APS TOGETHER
Day 41
The Betrothed by Alessandro ManzoniChapter 32 (to end)
April 2, 2023 by Michael F. Moore
Superstitions abound.
“As crime grew, so did madness.”
Not even the educated, who should have known or did know better, were immune.
I never thought we would experience the scenario that Ripamonti describes:
“While the whole city was turned into a giant cemetery by the corpses scattered about or piled up, always before your eyes, always between your feet, there was something uglier, more deadly, in those furious recriminations, in those unhinged, monstrous suspicions… not only was the neighbor, the friend, the guest, to be distrusted, but even those names, those bonds of human charity—husband and wife, father and son, brother and brother—became words of terror. And—how awful and shameful to say!—the family meal, the nuptial bed—were feared as traps, as places that might conceal the pestilential venom.”
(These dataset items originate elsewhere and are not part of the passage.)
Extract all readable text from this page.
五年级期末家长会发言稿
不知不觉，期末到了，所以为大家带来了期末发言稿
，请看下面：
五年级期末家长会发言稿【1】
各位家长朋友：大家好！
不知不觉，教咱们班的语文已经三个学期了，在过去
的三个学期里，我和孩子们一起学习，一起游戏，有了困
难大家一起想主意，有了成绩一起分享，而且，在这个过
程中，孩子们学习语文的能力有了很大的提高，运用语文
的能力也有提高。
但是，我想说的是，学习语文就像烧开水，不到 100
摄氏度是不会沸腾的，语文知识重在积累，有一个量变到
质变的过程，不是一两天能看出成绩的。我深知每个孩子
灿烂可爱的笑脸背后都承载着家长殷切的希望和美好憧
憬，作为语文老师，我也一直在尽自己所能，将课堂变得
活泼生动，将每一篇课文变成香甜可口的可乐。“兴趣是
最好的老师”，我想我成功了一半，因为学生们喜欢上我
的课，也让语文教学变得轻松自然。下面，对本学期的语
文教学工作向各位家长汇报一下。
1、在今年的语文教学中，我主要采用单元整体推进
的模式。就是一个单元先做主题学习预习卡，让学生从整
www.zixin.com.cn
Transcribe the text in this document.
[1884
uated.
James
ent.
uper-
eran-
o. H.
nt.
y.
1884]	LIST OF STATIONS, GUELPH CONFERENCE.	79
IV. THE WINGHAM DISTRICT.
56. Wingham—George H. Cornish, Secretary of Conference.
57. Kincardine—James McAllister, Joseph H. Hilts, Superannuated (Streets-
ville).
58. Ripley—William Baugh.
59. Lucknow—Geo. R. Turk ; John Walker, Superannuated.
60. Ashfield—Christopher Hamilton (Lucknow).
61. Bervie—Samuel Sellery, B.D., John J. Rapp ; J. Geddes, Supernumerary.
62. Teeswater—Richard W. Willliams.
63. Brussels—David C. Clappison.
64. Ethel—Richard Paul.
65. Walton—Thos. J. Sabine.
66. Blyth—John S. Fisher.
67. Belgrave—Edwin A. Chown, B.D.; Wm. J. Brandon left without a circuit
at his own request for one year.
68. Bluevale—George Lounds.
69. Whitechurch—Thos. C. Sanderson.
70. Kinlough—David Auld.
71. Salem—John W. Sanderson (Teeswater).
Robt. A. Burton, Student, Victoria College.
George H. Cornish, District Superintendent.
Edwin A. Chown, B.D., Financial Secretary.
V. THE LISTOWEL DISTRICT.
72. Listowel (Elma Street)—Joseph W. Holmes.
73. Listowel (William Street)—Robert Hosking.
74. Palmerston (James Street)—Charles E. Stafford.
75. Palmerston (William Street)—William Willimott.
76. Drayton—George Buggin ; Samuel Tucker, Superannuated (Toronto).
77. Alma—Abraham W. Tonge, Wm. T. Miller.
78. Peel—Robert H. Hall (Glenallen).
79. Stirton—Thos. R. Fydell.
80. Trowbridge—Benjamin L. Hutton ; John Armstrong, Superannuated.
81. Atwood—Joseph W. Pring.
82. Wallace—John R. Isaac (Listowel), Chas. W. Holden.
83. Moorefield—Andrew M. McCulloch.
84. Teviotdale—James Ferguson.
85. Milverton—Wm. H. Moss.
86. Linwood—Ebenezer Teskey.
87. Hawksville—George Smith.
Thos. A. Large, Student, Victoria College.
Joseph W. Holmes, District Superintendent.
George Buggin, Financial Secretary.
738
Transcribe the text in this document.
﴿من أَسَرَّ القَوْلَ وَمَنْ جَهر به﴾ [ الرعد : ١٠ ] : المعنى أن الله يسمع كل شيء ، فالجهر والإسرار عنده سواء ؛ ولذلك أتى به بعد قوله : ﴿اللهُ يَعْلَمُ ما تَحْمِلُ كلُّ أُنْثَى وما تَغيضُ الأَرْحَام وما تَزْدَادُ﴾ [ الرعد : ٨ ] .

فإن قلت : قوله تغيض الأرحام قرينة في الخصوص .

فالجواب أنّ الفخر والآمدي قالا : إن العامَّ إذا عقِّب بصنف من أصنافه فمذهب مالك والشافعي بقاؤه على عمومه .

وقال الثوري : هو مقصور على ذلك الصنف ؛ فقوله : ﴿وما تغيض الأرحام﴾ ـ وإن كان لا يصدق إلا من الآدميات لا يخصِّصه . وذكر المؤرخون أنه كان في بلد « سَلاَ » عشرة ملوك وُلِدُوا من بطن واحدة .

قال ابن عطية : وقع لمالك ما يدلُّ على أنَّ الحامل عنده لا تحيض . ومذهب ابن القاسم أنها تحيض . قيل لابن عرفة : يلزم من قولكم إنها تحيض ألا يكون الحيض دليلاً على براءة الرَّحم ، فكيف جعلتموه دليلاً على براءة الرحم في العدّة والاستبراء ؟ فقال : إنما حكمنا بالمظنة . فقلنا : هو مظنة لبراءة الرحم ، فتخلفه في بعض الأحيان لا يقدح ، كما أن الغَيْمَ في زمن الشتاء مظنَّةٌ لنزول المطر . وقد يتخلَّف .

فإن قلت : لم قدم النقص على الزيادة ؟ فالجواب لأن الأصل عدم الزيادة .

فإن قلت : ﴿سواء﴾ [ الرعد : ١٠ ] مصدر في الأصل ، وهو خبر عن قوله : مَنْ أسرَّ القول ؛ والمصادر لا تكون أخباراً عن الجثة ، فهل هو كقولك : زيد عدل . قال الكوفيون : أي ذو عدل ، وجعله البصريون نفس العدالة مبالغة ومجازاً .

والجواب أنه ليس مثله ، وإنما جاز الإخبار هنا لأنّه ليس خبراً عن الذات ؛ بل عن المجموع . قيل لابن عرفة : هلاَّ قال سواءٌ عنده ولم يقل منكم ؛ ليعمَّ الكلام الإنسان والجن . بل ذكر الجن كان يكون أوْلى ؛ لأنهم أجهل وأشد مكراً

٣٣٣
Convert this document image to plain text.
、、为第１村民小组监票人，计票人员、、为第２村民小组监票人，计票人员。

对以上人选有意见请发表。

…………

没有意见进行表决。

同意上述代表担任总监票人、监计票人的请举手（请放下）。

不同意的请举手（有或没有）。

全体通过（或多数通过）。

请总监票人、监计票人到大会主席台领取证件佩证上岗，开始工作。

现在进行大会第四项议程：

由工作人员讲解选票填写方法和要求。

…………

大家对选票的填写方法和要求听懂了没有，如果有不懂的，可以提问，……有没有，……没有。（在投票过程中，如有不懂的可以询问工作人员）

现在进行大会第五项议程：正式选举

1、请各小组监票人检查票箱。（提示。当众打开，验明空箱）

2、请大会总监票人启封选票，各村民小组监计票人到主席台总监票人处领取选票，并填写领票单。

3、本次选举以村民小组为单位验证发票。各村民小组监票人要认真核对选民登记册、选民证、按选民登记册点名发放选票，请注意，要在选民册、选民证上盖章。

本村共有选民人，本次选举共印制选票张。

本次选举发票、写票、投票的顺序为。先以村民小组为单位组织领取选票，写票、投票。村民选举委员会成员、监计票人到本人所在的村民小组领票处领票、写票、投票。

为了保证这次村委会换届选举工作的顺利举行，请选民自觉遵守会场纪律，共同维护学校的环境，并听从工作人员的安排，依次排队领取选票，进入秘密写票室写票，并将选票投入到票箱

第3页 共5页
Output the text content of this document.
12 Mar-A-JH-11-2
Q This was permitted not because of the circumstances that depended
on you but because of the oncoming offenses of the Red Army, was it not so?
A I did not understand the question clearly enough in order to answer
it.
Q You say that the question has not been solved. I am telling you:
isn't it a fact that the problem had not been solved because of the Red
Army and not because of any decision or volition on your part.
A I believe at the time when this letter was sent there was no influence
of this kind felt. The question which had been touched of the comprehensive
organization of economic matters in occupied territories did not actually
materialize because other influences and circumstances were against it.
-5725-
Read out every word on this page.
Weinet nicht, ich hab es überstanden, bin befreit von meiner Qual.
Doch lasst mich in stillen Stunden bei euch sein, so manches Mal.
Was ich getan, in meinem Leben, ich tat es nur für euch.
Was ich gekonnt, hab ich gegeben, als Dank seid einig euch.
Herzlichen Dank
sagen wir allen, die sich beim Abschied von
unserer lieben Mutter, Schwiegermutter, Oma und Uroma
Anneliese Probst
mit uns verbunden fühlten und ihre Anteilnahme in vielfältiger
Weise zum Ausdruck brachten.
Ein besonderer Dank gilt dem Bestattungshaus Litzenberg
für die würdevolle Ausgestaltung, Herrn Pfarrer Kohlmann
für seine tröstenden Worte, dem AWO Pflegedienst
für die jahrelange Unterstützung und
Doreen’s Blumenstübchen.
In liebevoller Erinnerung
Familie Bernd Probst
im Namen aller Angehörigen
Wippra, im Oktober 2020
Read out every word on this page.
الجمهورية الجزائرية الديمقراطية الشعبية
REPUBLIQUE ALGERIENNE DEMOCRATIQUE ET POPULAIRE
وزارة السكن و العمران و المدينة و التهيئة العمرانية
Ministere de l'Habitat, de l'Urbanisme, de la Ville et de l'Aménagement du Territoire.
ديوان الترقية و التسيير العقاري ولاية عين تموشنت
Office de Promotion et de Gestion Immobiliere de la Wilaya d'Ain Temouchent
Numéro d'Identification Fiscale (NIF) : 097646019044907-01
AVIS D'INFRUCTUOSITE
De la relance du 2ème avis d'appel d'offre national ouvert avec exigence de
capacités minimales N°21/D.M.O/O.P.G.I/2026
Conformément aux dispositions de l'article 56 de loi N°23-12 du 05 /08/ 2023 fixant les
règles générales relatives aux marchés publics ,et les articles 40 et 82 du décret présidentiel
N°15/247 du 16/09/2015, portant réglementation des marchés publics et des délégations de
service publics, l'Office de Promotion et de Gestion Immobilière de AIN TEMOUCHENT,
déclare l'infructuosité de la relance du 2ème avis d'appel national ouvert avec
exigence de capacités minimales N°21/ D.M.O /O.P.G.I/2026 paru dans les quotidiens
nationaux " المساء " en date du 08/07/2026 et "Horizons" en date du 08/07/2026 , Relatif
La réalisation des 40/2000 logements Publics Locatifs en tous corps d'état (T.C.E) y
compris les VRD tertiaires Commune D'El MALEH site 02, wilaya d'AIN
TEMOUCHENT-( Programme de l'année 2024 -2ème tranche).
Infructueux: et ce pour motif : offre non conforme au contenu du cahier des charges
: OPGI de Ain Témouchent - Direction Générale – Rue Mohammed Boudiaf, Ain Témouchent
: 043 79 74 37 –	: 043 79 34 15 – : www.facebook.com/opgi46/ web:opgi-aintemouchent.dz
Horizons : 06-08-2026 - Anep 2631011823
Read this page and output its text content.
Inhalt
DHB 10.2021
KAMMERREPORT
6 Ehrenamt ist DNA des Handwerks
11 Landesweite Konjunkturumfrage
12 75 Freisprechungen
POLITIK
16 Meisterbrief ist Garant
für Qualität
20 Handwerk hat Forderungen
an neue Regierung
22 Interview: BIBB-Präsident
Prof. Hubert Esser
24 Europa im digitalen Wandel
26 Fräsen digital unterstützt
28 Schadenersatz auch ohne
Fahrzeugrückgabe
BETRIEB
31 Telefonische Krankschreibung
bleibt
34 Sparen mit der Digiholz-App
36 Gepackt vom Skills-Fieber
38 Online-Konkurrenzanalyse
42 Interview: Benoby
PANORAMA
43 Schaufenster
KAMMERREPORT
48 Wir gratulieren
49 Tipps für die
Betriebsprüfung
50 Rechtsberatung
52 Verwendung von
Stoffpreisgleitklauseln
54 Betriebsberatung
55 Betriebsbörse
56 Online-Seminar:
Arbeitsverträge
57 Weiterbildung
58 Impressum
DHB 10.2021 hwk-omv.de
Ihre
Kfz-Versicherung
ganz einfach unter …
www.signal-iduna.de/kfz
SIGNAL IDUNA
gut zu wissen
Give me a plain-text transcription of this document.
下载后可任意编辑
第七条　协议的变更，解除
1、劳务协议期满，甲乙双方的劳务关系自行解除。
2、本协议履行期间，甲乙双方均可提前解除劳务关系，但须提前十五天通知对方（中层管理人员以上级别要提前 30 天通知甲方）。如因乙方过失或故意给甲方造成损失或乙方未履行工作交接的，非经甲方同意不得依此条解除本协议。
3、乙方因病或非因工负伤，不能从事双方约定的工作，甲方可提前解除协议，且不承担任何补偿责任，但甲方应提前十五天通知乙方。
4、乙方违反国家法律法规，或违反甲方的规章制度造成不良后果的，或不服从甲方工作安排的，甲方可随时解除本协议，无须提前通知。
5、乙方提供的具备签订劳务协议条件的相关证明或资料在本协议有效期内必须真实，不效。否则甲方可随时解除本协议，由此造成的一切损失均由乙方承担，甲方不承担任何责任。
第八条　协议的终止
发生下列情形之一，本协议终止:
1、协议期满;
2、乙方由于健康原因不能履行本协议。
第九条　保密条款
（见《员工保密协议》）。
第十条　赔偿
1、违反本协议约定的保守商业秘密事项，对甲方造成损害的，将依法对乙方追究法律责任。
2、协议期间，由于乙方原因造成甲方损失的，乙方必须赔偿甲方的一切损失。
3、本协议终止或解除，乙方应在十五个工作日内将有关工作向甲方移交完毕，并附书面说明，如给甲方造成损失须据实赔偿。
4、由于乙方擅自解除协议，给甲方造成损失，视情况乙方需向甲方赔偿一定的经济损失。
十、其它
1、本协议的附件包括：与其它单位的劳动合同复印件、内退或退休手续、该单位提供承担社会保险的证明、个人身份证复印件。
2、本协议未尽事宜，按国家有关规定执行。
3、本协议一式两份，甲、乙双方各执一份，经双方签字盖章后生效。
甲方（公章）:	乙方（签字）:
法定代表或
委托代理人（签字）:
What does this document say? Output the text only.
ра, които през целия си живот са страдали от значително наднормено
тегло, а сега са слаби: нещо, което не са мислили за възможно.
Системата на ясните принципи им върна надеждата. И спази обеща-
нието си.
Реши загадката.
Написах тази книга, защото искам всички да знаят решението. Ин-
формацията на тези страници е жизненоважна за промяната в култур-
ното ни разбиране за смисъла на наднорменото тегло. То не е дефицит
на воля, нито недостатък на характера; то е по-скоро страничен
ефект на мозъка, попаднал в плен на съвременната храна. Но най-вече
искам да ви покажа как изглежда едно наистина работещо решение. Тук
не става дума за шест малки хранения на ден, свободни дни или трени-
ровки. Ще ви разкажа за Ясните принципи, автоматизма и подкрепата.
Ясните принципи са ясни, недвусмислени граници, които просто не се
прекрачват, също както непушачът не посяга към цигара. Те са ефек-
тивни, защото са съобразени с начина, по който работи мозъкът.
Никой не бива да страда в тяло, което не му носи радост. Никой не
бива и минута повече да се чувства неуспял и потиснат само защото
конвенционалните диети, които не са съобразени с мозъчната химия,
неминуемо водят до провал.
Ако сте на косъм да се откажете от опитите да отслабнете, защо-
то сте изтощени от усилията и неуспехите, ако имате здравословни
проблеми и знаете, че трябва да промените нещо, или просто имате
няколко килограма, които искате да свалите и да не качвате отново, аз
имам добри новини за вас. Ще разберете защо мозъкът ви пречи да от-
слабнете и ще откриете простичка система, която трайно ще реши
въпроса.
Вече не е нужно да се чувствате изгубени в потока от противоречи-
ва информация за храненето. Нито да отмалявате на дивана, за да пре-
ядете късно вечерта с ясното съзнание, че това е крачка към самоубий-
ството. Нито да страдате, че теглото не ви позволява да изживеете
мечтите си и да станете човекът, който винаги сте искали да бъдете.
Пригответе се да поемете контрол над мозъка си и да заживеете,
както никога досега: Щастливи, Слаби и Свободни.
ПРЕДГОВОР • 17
Manzoni cannot withhold a critical note concerning Cardinal Borromeo:
“We wish we could more fully praise his glorious and loving memory, and depict the good priest, here and in many other respects, as superior to most of his contemporaries. But we are forced to see even a mind as noble as his fall victim to the sway of public opinion.”
Here I used the plural “we” rather than “I,” feeling that the author was reaching for complicity with his readers.